The film’s most engrossing part is the film’s portrayal of love, lust and lifestyle in the ’20s. The era of carnival queens is seen in the parade with Mercado coifed and attired like the real thing. There is a formal dinner hosted by Don Enrique (Phillip Salvador) with a crooner (played by Desiree del Valle) dishing out an American song complete with Western coquetry.
On the other hand, there are poetry readings with subtle anti-American sentiment.
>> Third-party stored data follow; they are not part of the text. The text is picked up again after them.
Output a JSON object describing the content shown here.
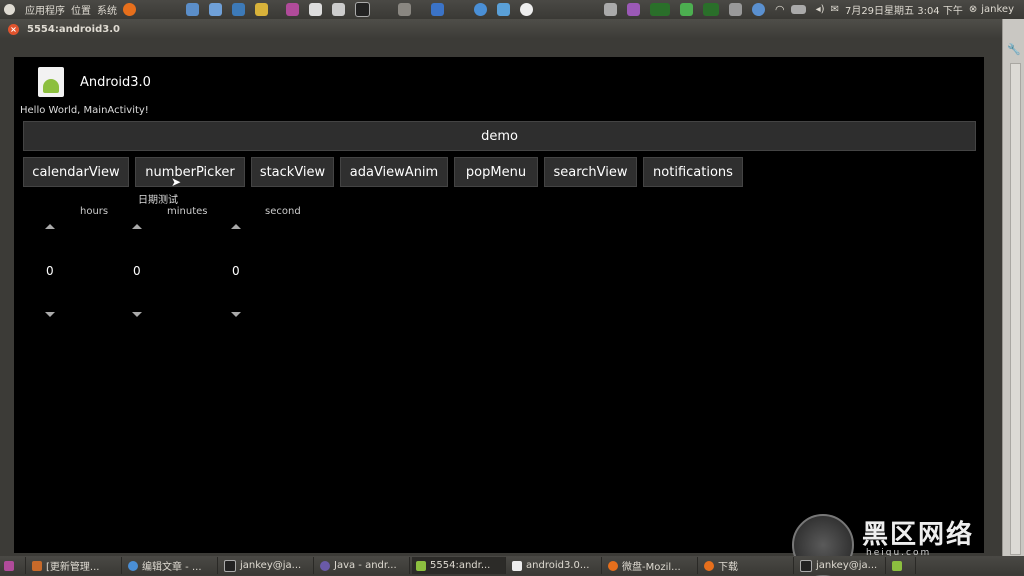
{
  "top_panel": {
    "menu": [
      "应用程序",
      "位置",
      "系统"
    ],
    "clock": "7月29日星期五 3:04 下午",
    "user": "jankey"
  },
  "window": {
    "title": "5554:android3.0",
    "close_label": "×"
  },
  "app": {
    "title": "Android3.0",
    "hello": "Hello World, MainActivity!",
    "demo_button": "demo",
    "buttons": [
      "calendarView",
      "numberPicker",
      "stackView",
      "adaViewAnim",
      "popMenu",
      "searchView",
      "notifications"
    ],
    "tooltip": "日期测试",
    "pickers": {
      "labels": [
        "hours",
        "minutes",
        "second"
      ],
      "values": [
        "0",
        "0",
        "0"
      ]
    }
  },
  "taskbar": {
    "tasks": [
      "[更新管理...",
      "编辑文章 - ...",
      "jankey@ja...",
      "Java - andr...",
      "5554:andr...",
      "android3.0...",
      "微盘-Mozil...",
      "下载",
      "jankey@ja..."
    ]
  },
  "watermark": {
    "text": "黑区网络",
    "sub": "heiqu.com"
  },
  "colors": {
    "panel_bg": "#3c3b37",
    "screen_bg": "#000000",
    "button_bg": "#2f2f2f",
    "close_button": "#e0532d"
  }
}
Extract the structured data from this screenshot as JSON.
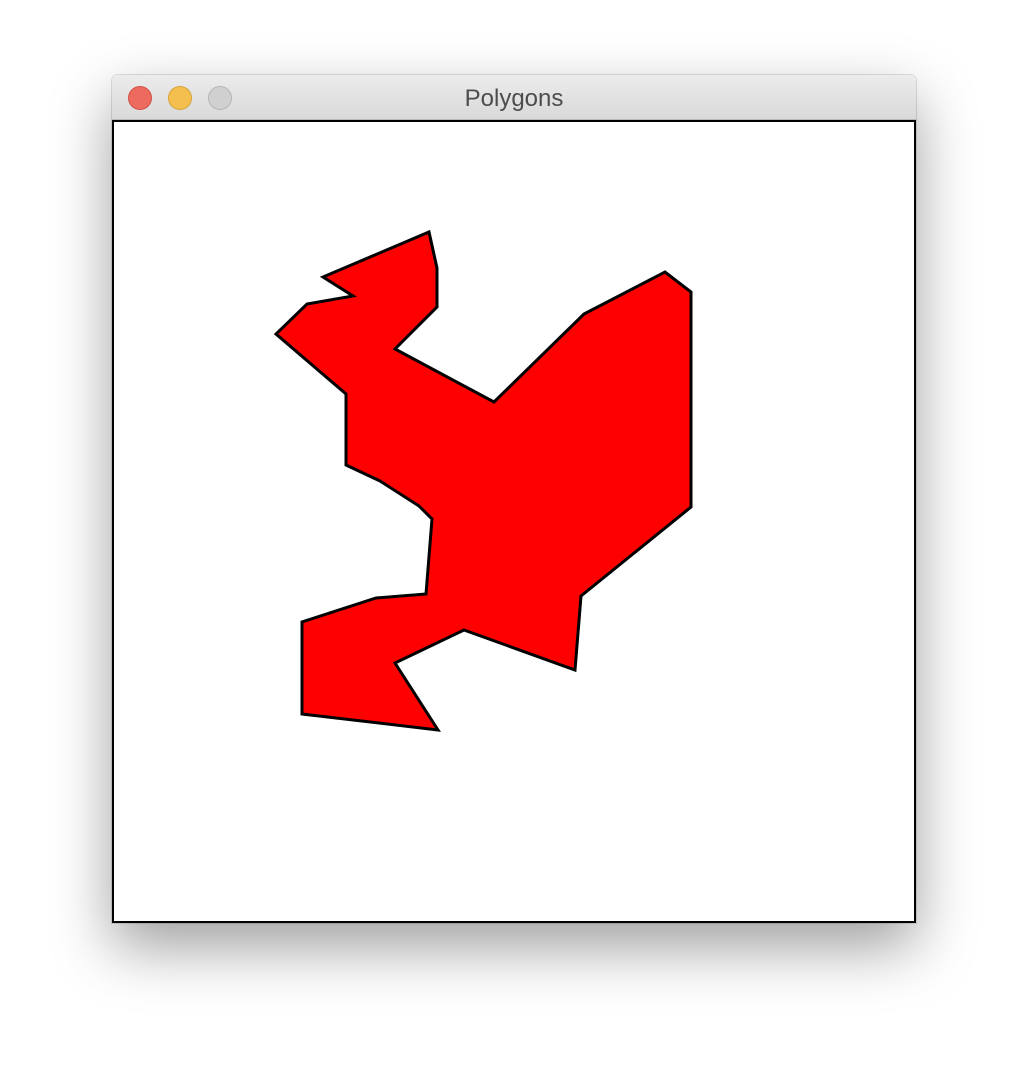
{
  "window": {
    "title": "Polygons"
  },
  "traffic_lights": {
    "close": {
      "icon": "close-dot-icon",
      "color": "#ed6a5e",
      "border": "#d0524a"
    },
    "minimize": {
      "icon": "minimize-dot-icon",
      "color": "#f5bf4f",
      "border": "#d6a23c"
    },
    "zoom": {
      "icon": "zoom-dot-icon",
      "color": "#d0d0d0",
      "border": "#b5b5b5"
    }
  },
  "polygon": {
    "fill": "#ff0000",
    "stroke": "#000000"
  }
}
With the poems delivered with flair and conviction by Servo, the scene evokes the era of the zarzuela, Walang Sugat, and the reign of Macario Sakay.
The office where Rosario witnesses unbridled lust between her close kin and confidante (Isabel Oli) and future lover (Trillo) is a perfect replica of Binondo of the 1920s.
Even the piano recital scenes looked like actual replica of concerts in the 1920s complete with credible audience reaction shots.
Alas, even the visuals even matched the sounds of the 1920s. A Binondo neighborhood is awash with the crackling sound of the voice of zarzuela singer Amelia Carpena singing Ang Maya. Earlier in the film, Rosario plays a Chopin etude and later a romantic Liszt which draws another suitor (Lucero) in her direction.
Servo, Lucero and Trillo deliver solid performances, Ricky Davao invests his part with more than its dose of vile and wickedness he ends up the most hateful character in the film. Dolphy — along with Phillip Salvador, Chanda Romero, Jaime Fabregas and Ronaldo Valdez — delivers solid performances. Empress Schuck as the long-lost daughter re-discovered in a piano recital delivers a fairly credible performance.
As for Jennylyn as Rosario, she certainly captured the daring and helplessness of a liberated woman of the 1920s. She was aided — to a great extent — by a good director plus the big bonus of wonderful costume and production designs. Her part carried true grit of the ’20s. In time perhaps, she will invest her part with more intensity and fire.
But on the whole, there is no doubt that La Mercado delivered.
This is certainly Albert’s remarkable debut as film director and his next project will bear watching. He is no product of the ’20s but he was able to gather an excellent creative team that enabled him to re-create the life of Rosario in vibrant cinematic terms.
For those on the lookout for film excellence in this festival, Rosario is the first film to watch.